Outro projecto a decorrer há anos visa passar para suporte digital a informação que existe na base de dados em papel e que constitui o catálogo de fichas da livraria Afonso Lopes Vieira. “Só depois de tudo informatizado é que conseguiremos ter uma perspectiva mais real, em termos numéricos, do que estamos a falar”, reconhece Ângela Pereira. Será também mais fácil o trabalho dos investigadores, que podem pesquisar à distância.

Para a investigadora Cristina Nobre, o mais interessante no espólio é “a quantidade de elementos que mostram como a actividade da escrita foi precoce em Afonso Lopes Vieira”, por exemplo, “jornalinhos que distribuía gratuitamente na praia”, na adolescência, como o título A Vespa, assim baptizado porque mordia a vida social dos veraneantes de São Pedro de Moel.

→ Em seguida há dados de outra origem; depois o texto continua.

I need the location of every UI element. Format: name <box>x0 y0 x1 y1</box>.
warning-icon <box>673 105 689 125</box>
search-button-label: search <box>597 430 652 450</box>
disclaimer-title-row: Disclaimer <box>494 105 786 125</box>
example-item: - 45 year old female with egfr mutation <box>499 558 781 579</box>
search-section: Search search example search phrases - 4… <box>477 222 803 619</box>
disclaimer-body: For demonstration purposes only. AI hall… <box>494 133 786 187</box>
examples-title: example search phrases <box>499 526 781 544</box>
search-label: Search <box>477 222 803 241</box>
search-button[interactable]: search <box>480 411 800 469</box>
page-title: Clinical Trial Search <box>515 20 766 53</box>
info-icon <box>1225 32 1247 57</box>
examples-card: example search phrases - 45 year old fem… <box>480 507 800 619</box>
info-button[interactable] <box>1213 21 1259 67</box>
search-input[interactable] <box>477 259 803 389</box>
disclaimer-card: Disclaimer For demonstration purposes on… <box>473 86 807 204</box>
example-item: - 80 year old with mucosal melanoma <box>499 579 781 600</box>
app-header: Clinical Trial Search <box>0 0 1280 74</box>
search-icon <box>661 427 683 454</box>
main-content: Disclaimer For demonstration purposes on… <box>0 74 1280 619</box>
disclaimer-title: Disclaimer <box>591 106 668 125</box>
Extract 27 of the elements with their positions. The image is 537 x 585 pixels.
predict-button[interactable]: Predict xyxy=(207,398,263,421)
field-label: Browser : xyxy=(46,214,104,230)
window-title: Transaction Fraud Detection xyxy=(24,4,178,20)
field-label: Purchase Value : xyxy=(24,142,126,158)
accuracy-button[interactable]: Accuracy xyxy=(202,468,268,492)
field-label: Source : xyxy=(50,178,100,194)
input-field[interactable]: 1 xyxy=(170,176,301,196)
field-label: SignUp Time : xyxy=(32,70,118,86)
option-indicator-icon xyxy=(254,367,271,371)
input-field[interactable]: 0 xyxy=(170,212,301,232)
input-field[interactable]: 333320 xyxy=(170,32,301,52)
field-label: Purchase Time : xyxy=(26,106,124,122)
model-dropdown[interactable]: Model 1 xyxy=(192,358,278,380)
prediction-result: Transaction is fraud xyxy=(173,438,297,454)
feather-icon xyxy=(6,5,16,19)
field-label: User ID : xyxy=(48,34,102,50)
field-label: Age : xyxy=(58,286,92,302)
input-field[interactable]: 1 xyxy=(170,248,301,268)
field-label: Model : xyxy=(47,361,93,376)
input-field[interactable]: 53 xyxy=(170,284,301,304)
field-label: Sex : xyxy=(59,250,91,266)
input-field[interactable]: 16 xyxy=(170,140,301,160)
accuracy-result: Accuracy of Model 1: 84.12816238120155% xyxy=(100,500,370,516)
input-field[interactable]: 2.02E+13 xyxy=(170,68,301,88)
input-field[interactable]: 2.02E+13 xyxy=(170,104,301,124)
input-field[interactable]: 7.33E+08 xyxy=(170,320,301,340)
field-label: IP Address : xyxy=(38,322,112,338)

É uma biblioteca pessoal rica igualmente pela quantidade de livros com dedicatória oriundos da plêiade de amigos de Afonso Lopes Vieira, a elite de um determinado período da história portuguesa. “Quase toda a gente daquela época falava com ele”, resume Cristina Nobre. “E ele é uma espécie de padrinho literário de novos escritores, como foi do Vitorino Nemésio”.

Fotografias e objectos pessoais também fazem parte do espólio (foto de Ricardo Graça)

Mais: segundo a professora do Politécnico de Leiria, Afonso Lopes Vieira “era uma espécie de opinion maker”, que colocou a obra de Gil Vicente em primeiro plano, levando-a ao teatro e adaptando textos para crianças – “até se ter começado a debruçar sobre Gil Vicente, ele pura e simplesmente não era estudado na escola” – e promoveu a redescoberta de outro poeta natural de Leiria, Franciso Rodrigues Lobo.

A influência de Afonso Lopes Vieira estende-se ao nome maior da lírica portuguesa, Camões. “Decidiu fazer uma nova edição dos Lusíadas e propôs essa edição à Imprensa Nacional Casa da Moeda, que é a que existe ainda hoje”, para depois viajar até ao Brasil e entregar em mãos o primeiro exemplar, no ano de 1928, numa antecipação da importância que hoje se dá à comunidade de expressão lusófona.

Manuscrito desaparecido

Mas, para Cristina Nobre, o mais estimulante da biblioteca pessoal de Afonso Lopes Vieira é aquilo a que a investigadora chama Notas Diversas, que atravessa duas décadas do trajecto do escritor, entre os 20 e os 40 anos de idade. “Fragmentos que ele vai animando”, às vezes apontamentos “sobre livros que estava a escrever”, o que permite vislumbrar os bastidores do trabalho conhecido e do que não chegou a ser publicado.

A grande busca, no entanto, é por um manuscrito desaparecido, o Memorial de um Construtor de Nuvens, o mais próximo que se imagina de um balanço redigido na primeira pessoa. “A minha esperança é que ainda venha a aparecer”, afirma Cristina Nobre, “porque de certeza contaria muitos factos da vida do Afonso Lopes Vieira” e “iluminaria muito da história da censura [pelo aparelho do Estado Novo] e da censura que lhe calhou a ele”.

Um instrumento essencial para um outro restauro, o restauro biográfico.